Cape Town – Retailers of liquid petroleum gas (LPG) are upset with the new price clamps on gas, and many are threatening to stop selling LPG altogether.
After Friday's surprise announcement by the department of energy that household gas prices would be regulated and a cap put on the profit margin of R1.20/kg, as from Wednesday, retailers claim it will not be worth their while to sell the gas.
Retailers at the coast can charge no more than R15.69/kg for LPG, and in Gauteng no more than R17.27/kg.
Peter Noke, national director of the South African Petroleum Retailers Association, said the regulated prices, along with the many risks involved in selling LPG, would make LPG more affordable, but not more accessible.
The retail industry was disappointed that it was told only on Friday that prices were to be regulated from this week, he said. Many retailers read the news in Sake24 only on Monday.
The department of energy is meanwhile calling on the public to help ensure that dealers charge the correct price for LPG from Wednesday, said Tseliso Maqubela, deputy director-general for hydrocarbons and energy planning.

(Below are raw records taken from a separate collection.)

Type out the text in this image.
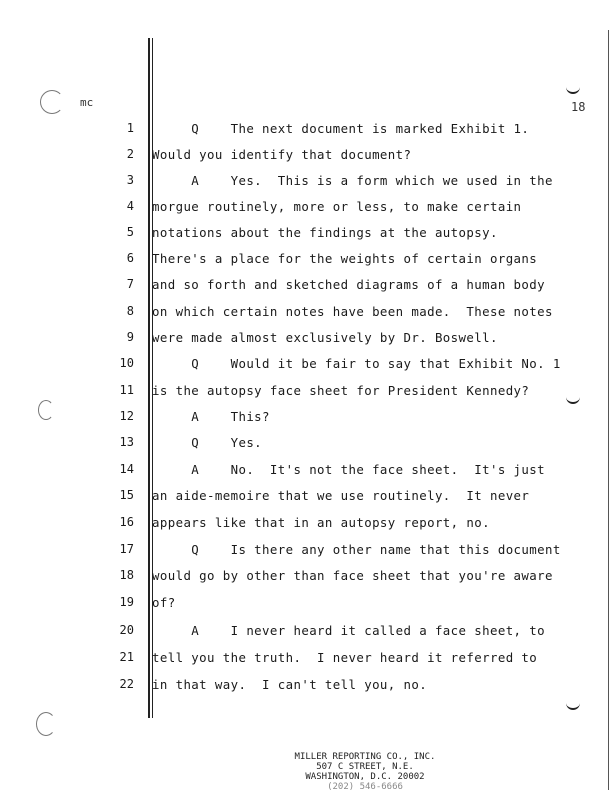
mc	18
1 Q    The next document is marked Exhibit 1.
2 Would you identify that document?
3 A    Yes.  This is a form which we used in the
4 morgue routinely, more or less, to make certain
5 notations about the findings at the autopsy.
6 There's a place for the weights of certain organs
7 and so forth and sketched diagrams of a human body
8 on which certain notes have been made.  These notes
9 were made almost exclusively by Dr. Boswell.
10 Q    Would it be fair to say that Exhibit No. 1
11 is the autopsy face sheet for President Kennedy?
12 A    This?
13 Q    Yes.
14 A    No.  It's not the face sheet.  It's just
15 an aide-memoire that we use routinely.  It never
16 appears like that in an autopsy report, no.
17 Q    Is there any other name that this document
18 would go by other than face sheet that you're aware
19 of?
20 A    I never heard it called a face sheet, to
21 tell you the truth.  I never heard it referred to
22 in that way.  I can't tell you, no.
MILLER REPORTING CO., INC.
507 C STREET, N.E.
WASHINGTON, D.C. 20002
(202) 546-6666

LPG distributor African Oxygen [JSE:AFR] in turn warned that it would be a major challenge to force price regulation on criminals illegally filling and trading in gas cylinders produced by legitimate gas distributors.
Maqubela agreed that it would at first be difficult to enforce the price regulation, as this would require some 4 500 inspectors.
Afrox managing director Tjaart Kruger confirmed that Afrox had been in discussions with government about price regulation from the outset.
Close co-operation was needed between government, the LPG industry and consumers for effective regulation and the eradication of illegal practices.
These practices were costing large distributors in the 9kg gas cylinder market an estimated R150m a year, Kruger pointed out.